What CMS' QPP proposal really means for telehealth: 4 questions with emocha CEO Sebastian Seiguer

Julie Spitzer -

CMS' latest draft of the 2019 Physician Fee Schedule and Quality Payment Program creates ample opportunity for telehealth in Medicare.

Under the current Medicare program, only live-video conferencing telehealth services under specific circumstances that account for where the patient lives — rural or nonrural — are reimbursed.

Because a number of telehealth services only apply to patients in rural areas, CMS developed remote patient monitoring codes to provide a fixed monthly reimbursement for the remote collection and interpretation of patient data. In other words, providers may only be reimbursed once per month for analyzing data collected by their patients' devices, explains Sebastian Seiguer, the CEO of mobile health company emocha.

Moreover, Medicare frequently changes its list of approved telehealth services, some of which include emergency department consultations, outpatient visits and nutrition therapy. However, in terms of non-face-to-face asynchronous remote monitoring, CMS only reimburses care for patients with chronic illness; for other services, this type of store-and-forward telehealth is non-reimbursable — aside from beneficiaries in Alaska and Hawaii.

Under CMS' proposed revisions to the rule, the telehealth services Medicare reimburses would vastly expand. Telehealth visits would cost Medicare less — "Medicare would pay $14 per visit in the first year for these communication technology-based services, compared with $92 per visit for the corresponding established patient visits," according to the proposal — and Medicare would cover more types of telehealth.

"The proposed rule offers an entirely new framework for telehealth reimbursement," Mr. Seiguer said.

Becker's Hospital Review spoke with Mr. Seiguer, who explained the proposal and its implications.

Editor's Note: Responses have been lightly edited for brevity and clarity.

Question: How does CMS' proposed rule change expand telehealth reimbursement?

Sebastian Seiguer: Rather than focus on the specific use cases, it provides broad reimbursement for two types of communications technology: (1) live video and audio interactions when used by a physician or other health professional to assess a patient's condition and decide whether the patient needs an appointment, and (2) asynchronous, which encompasses non-live patient-recorded video or images used by a physician or other health professional to assess a patient's condition.

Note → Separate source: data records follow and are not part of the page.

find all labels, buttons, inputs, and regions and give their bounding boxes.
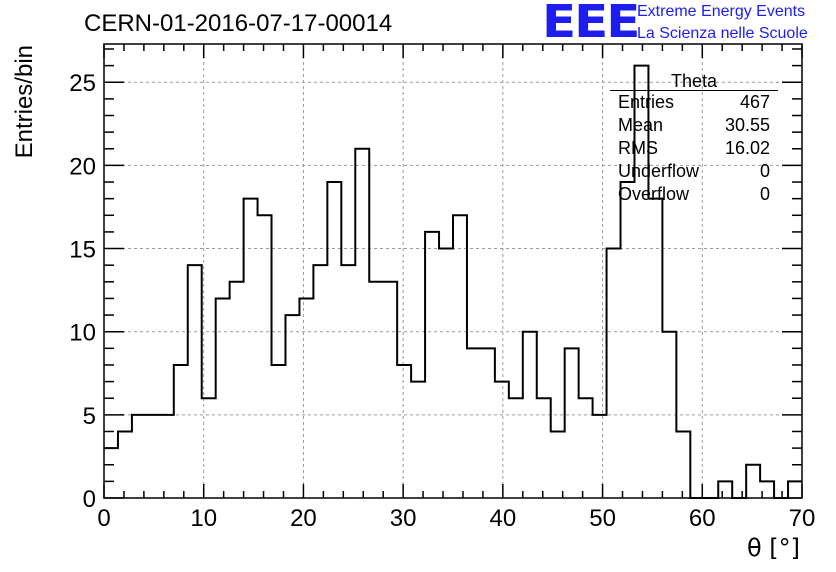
stats-label: RMS xyxy=(618,138,658,158)
histogram-bin xyxy=(718,481,732,498)
stats-value: 467 xyxy=(739,92,770,112)
histogram-bin xyxy=(648,199,662,498)
histogram-bin xyxy=(160,415,174,498)
histogram-bin xyxy=(285,315,299,498)
x-tick-label: 60 xyxy=(689,505,716,532)
x-tick-label: 0 xyxy=(97,505,110,532)
histogram-bin xyxy=(565,348,579,498)
histogram-bin xyxy=(453,215,467,498)
x-tick-label: 40 xyxy=(490,505,517,532)
histogram-bin xyxy=(607,249,621,498)
histogram-bars xyxy=(104,64,802,499)
histogram-bin xyxy=(383,282,397,498)
x-tick-label: 30 xyxy=(390,505,417,532)
plot-frame xyxy=(103,43,803,499)
histogram-bin xyxy=(593,415,607,498)
histogram-bin xyxy=(509,398,523,498)
histogram-bin xyxy=(313,265,327,498)
run-title: CERN-01-2016-07-17-00014 xyxy=(84,10,393,37)
stats-value: 16.02 xyxy=(724,138,770,158)
histogram-bin xyxy=(299,298,313,498)
histogram-bin xyxy=(355,149,369,498)
histogram-bin xyxy=(537,398,551,498)
x-tick-labels: 0 10 20 30 40 50 60 70 xyxy=(97,505,815,532)
histogram-bin xyxy=(118,431,132,498)
histogram-bin xyxy=(411,382,425,498)
org-name-line1: Extreme Energy Events xyxy=(637,3,806,20)
histogram-bin xyxy=(579,398,593,498)
y-tick-label: 25 xyxy=(69,70,96,97)
y-tick-labels: 0 5 10 15 20 25 xyxy=(69,70,96,513)
histogram-bin xyxy=(551,431,565,498)
stats-row-entries: Entries 467 xyxy=(610,91,778,114)
stats-row-rms: RMS 16.02 xyxy=(610,137,778,160)
histogram-bin xyxy=(676,431,690,498)
stats-row-overflow: Overflow 0 xyxy=(610,183,778,206)
y-tick-label: 0 xyxy=(83,486,96,513)
histogram-bin xyxy=(467,348,481,498)
x-tick-label: 10 xyxy=(190,505,217,532)
histogram-bin xyxy=(425,232,439,498)
stats-value: 0 xyxy=(759,184,770,204)
histogram-bin xyxy=(272,365,286,498)
histogram-bin xyxy=(788,481,802,498)
y-tick-label: 20 xyxy=(69,153,96,180)
histogram-bin xyxy=(621,182,635,498)
histogram-bin xyxy=(327,182,341,498)
histogram-bin xyxy=(230,282,244,498)
x-tick-label: 20 xyxy=(290,505,317,532)
histogram-bin xyxy=(244,199,258,498)
histogram-bin xyxy=(397,365,411,498)
histogram-bin xyxy=(188,265,202,498)
histogram-bin xyxy=(439,249,453,498)
histogram-bin xyxy=(746,465,760,498)
histogram-bin xyxy=(132,415,146,498)
org-name-line2: La Scienza nelle Scuole xyxy=(637,25,808,42)
y-tick-label: 10 xyxy=(69,320,96,347)
histogram-bin xyxy=(481,348,495,498)
histogram-bin xyxy=(495,382,509,498)
x-tick-label: 70 xyxy=(789,505,816,532)
histogram-bin xyxy=(146,415,160,498)
x-axis-label: θ [°] xyxy=(747,534,800,562)
stats-label: Entries xyxy=(618,92,675,112)
stats-label: Overflow xyxy=(618,184,690,204)
y-tick-label: 5 xyxy=(83,403,96,430)
stats-row-mean: Mean 30.55 xyxy=(610,114,778,137)
histogram-outline xyxy=(104,64,802,499)
stats-row-underflow: Underflow 0 xyxy=(610,160,778,183)
stats-label: Underflow xyxy=(618,161,700,181)
stats-title: Theta xyxy=(610,70,778,91)
histogram-bin xyxy=(174,365,188,498)
y-tick-label: 15 xyxy=(69,237,96,264)
y-axis-label: Entries/bin xyxy=(11,45,38,158)
histogram-bin xyxy=(216,298,230,498)
eee-logo: EEE xyxy=(542,0,640,48)
axis-ticks xyxy=(103,44,803,499)
stats-label: Mean xyxy=(618,115,664,135)
stats-value: 0 xyxy=(759,161,770,181)
x-tick-label: 50 xyxy=(589,505,616,532)
stats-value: 30.55 xyxy=(724,115,770,135)
histogram-bin xyxy=(369,282,383,498)
stats-box: Theta Entries 467 Mean 30.55 RMS 16.02 U… xyxy=(610,70,778,206)
histogram-bin xyxy=(258,215,272,498)
histogram-bin xyxy=(341,265,355,498)
grid-lines xyxy=(104,44,802,498)
histogram-bin xyxy=(104,448,118,498)
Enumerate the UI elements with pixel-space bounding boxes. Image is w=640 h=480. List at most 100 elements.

CMS wants to make sure that these check-ins are independent evaluations, and not related to other appointments. As such, reimbursement does not apply to a series of evaluations that are related and take place within specified time frames before and after reimbursed appointments.

Q: Why is it important that asynchronous telehealth be reimbursed?

SS: Asynchronous telehealth is critically important for several reasons, including patient and provider convenience, connectivity limitations of live-streaming video interactions and efficiency.

For example, in the U.S., every public health department is required to provide directly observed therapy to patients with tuberculosis. This requires a healthcare worker to observe patients as they take every dose of medication on a near daily basis, for six to nine months. While some jurisdictions have tried to do this using live-streaming videos, many have had tremendous difficulty and have opted to implement asynchronous video solutions instead.

Consider that a typical, large city may have 30 to 100 patients with TB at a time. For a five-day per week regimen, this would require 20 appointments per month per patient, or several thousand appointments for all their patients during a six-month period. Using asynchronous video recordings, patients take their medication at any time of day, and providers review that data the next day at their convenience. Recent National Institutes of Health-funded studies by Baltimore-based Johns Hopkins University and the state of Maryland demonstrated that an asynchronous telehealth solution can save thousands of dollars per patient.

The proposed code — GRAS1 — creates flexibility using technology in many ways to support patients and deepen the connection between patients and their providers in between visits. CMS clearly states that this can be accomplished through pre-recorded still or video images. There is tremendous potential to leverage mobile health solutions to ensure that patients are adhering to treatment in ways that were never before possible due to logistical burdens and time constraints. Providers can use asynchronous video technology to check in with patients for anything from making sure a patient with asthma is using his or her inhaler properly to confirming that patients with hypertension are taking every dose as prescribed to help avoid health complications.

Q: How does the proposal affect remote patient monitoring technologies?

SS: Information from devices such as heart rate monitors or other devices will continue to be reported with existing CPT codes for remote patient monitoring. The proposed rule contained few additional CPT codes in this regard.

Q: What about other forms of patient-generated health data? Can Medicare beneficiaries submit this information as part of a virtual check-in?  

SS: While data collected by patients using devices — known as remote patient monitoring — was not the focus of this rule, comment was requested for the possibility of using communication technology to improve Medication Assisted Treatment for opioid addiction. CMS proposes creating a "bundled episode of care" that incorporates communication technology for components of MAT, such as counseling, medication management and observed drug dosing.